Muchas veces como Fiscal General y cuando las Farc se tomaban pueblos y mataban casi en condiciones de indefensión a jóvenes policías, les decía que no entendía cómo querían “defender al pueblo” asesinando policías y soldados que eran parte esencial de ese mismo pueblo.
El “policía”, es la presencia del Estado en todas las regiones, incluso las más apartadas. En muchas de ellas, puede no existir batallón, juez, carcelero, pero siempre hay un policía, a quien en ocasiones le toca hacer de todo, hasta de partero cuando no hay enfermera.

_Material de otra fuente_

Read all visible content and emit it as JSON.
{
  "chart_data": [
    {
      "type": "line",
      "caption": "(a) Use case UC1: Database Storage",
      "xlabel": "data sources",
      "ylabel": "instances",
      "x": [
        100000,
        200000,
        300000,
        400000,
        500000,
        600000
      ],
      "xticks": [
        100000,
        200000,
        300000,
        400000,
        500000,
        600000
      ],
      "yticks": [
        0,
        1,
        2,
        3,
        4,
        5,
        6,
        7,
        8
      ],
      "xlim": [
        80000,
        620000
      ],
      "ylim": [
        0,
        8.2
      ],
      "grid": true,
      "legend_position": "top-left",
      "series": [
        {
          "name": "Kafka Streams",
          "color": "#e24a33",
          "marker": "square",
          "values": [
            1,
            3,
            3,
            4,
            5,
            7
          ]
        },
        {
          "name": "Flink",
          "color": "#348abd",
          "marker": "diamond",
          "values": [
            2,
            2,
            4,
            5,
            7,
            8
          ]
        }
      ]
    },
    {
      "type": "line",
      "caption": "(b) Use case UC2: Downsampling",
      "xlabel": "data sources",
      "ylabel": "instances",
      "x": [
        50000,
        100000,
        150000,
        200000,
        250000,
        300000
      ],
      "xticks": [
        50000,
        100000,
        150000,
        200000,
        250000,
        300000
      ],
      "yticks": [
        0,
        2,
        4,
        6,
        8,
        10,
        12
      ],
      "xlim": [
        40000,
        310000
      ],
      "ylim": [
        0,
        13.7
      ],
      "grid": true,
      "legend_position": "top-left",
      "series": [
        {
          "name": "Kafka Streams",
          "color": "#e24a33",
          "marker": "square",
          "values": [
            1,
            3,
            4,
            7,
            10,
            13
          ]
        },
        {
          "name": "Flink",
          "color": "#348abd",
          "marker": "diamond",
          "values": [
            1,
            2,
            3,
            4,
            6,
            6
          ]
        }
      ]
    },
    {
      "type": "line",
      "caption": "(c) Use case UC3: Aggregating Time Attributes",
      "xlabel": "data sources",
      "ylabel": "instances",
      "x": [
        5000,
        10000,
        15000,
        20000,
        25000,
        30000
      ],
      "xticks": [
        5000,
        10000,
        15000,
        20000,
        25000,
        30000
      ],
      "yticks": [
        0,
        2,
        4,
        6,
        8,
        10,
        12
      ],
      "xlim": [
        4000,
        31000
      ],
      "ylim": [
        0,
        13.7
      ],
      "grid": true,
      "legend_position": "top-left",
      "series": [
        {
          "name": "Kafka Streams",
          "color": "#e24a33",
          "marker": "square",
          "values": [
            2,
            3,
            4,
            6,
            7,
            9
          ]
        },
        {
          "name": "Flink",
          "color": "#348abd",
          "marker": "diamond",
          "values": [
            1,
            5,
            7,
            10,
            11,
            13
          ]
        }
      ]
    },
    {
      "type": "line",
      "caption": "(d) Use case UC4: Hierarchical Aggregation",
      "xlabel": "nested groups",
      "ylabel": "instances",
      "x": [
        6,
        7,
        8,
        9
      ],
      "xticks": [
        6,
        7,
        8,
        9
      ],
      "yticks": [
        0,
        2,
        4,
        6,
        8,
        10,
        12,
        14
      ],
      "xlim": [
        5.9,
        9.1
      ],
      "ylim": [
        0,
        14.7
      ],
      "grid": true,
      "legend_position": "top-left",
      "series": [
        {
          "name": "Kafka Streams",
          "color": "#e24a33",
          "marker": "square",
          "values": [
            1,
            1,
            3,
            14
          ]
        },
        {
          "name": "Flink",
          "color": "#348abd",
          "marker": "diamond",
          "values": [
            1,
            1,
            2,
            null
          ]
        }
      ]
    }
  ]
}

Frente a esta feroz y criminal arremetida contra los policías y soldados, no pude dejar de evocar dos momentos de mi vida. Uno, cuando entré a la escuela pública en Chaparral, existía la figura del “policía escolar”, querido por todos nosotros, cuya misión era ir todos los días a la escuela y revisar que todos los niños estuviéramos estudiando, y si así no era, iba a las casas a indagarle a los padres por qué no había enviado el niño a estudiar. El otro, cuando en medio de la arremetida narco-terrorista que pretendía tumbar la extradición de nacionales, y por invitación del presidente Barco acepté ser Procurador General de la Nación, después de posesionarme, fui al pequeño pueblo de Yaguará, en el Huila, a pasar unos días con ese apóstol de la medicina que fue Reinaldo Cabrera, fundador de la Fundación Cardio Infantil. De manera un tanto irresponsable me fui casi de incognito. Mientras paseábamos por el pueblo, se me acercó el “policía del pueblo” y me dijo, para sorpresa de Reinaldo y mía, “usted es el nuevo Procurador General y mi obligación es protegerlo”.

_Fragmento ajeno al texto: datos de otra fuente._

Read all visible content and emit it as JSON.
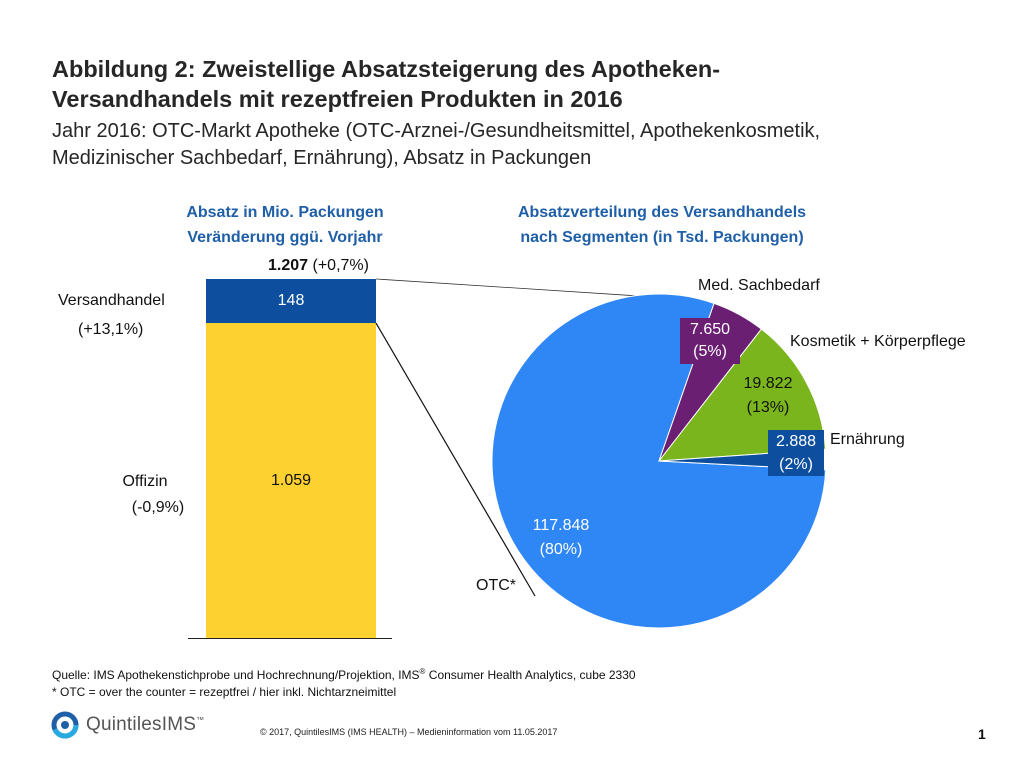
{
  "header": {
    "title_line1": "Abbildung 2: Zweistellige Absatzsteigerung des Apotheken-",
    "title_line2": "Versandhandels mit rezeptfreien Produkten in 2016",
    "subtitle_line1": "Jahr 2016: OTC-Markt Apotheke (OTC-Arznei-/Gesundheitsmittel, Apothekenkosmetik,",
    "subtitle_line2": "Medizinischer Sachbedarf, Ernährung), Absatz in Packungen"
  },
  "bar_panel": {
    "heading_line1": "Absatz in Mio. Packungen",
    "heading_line2": "Veränderung ggü. Vorjahr",
    "total_value": "1.207",
    "total_change": "(+0,7%)",
    "versand_label": "Versandhandel",
    "versand_change": "(+13,1%)",
    "offizin_label": "Offizin",
    "offizin_change": "(-0,9%)"
  },
  "pie_panel": {
    "heading_line1": "Absatzverteilung des Versandhandels",
    "heading_line2": "nach Segmenten (in Tsd. Packungen)",
    "labels": {
      "med": "Med. Sachbedarf",
      "kosmetik": "Kosmetik + Körperpflege",
      "ernaehrung": "Ernährung",
      "otc": "OTC*"
    }
  },
  "chart_data": [
    {
      "type": "bar",
      "stacked": true,
      "title": "Absatz in Mio. Packungen",
      "categories": [
        "2016"
      ],
      "series": [
        {
          "name": "Offizin",
          "values": [
            1059
          ],
          "label": "1.059",
          "change": "(-0,9%)",
          "color": "#fdd130"
        },
        {
          "name": "Versandhandel",
          "values": [
            148
          ],
          "label": "148",
          "change": "(+13,1%)",
          "color": "#0d4f9e"
        }
      ],
      "total": 1207,
      "ylim": [
        0,
        1207
      ]
    },
    {
      "type": "pie",
      "title": "Absatzverteilung des Versandhandels nach Segmenten (in Tsd. Packungen)",
      "slices": [
        {
          "name": "OTC*",
          "value": 117848,
          "percent": 80,
          "value_label": "117.848",
          "percent_label": "(80%)",
          "color": "#2f86f5"
        },
        {
          "name": "Med. Sachbedarf",
          "value": 7650,
          "percent": 5,
          "value_label": "7.650",
          "percent_label": "(5%)",
          "color": "#6b1f73"
        },
        {
          "name": "Kosmetik + Körperpflege",
          "value": 19822,
          "percent": 13,
          "value_label": "19.822",
          "percent_label": "(13%)",
          "color": "#7ab51d"
        },
        {
          "name": "Ernährung",
          "value": 2888,
          "percent": 2,
          "value_label": "2.888",
          "percent_label": "(2%)",
          "color": "#0d4f9e"
        }
      ]
    }
  ],
  "footer": {
    "source_prefix": "Quelle: IMS Apothekenstichprobe und Hochrechnung/Projektion, IMS",
    "source_reg": "®",
    "source_suffix": " Consumer Health Analytics, cube 2330",
    "note": "* OTC = over the counter = rezeptfrei / hier inkl. Nichtarzneimittel",
    "copyright": "© 2017, QuintilesIMS (IMS HEALTH) – Medieninformation vom 11.05.2017",
    "page_number": "1",
    "logo_text": "QuintilesIMS",
    "logo_tm": "™"
  },
  "colors": {
    "heading_blue": "#1f5fa8",
    "offizin_yellow": "#fdd130",
    "versand_navy": "#0d4f9e",
    "otc_blue": "#2f86f5",
    "med_purple": "#6b1f73",
    "kosmetik_green": "#7ab51d"
  }
}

Pablo Escobar quería arrodillar al Estado, como ahora pretende hacerlo el Clan del Golfo –rezago del paramilitarismo– y otras organizaciones criminales, emprendió el llamado “plan pistola” pagando dos millones de pesos por cada patrullero asesinado. Extrañamente, cuando el gobierno de entonces resolvió aceptar el “sometimiento” del capo, para que no pusiera más bombas ni hiciera más secuestros selectivos, se le aceptó la condición de que se marginara a la Policía de su custodia. Allá mismo, en Antioquia, la mafia asesinó al coronel Valdemar Franklin Quintero.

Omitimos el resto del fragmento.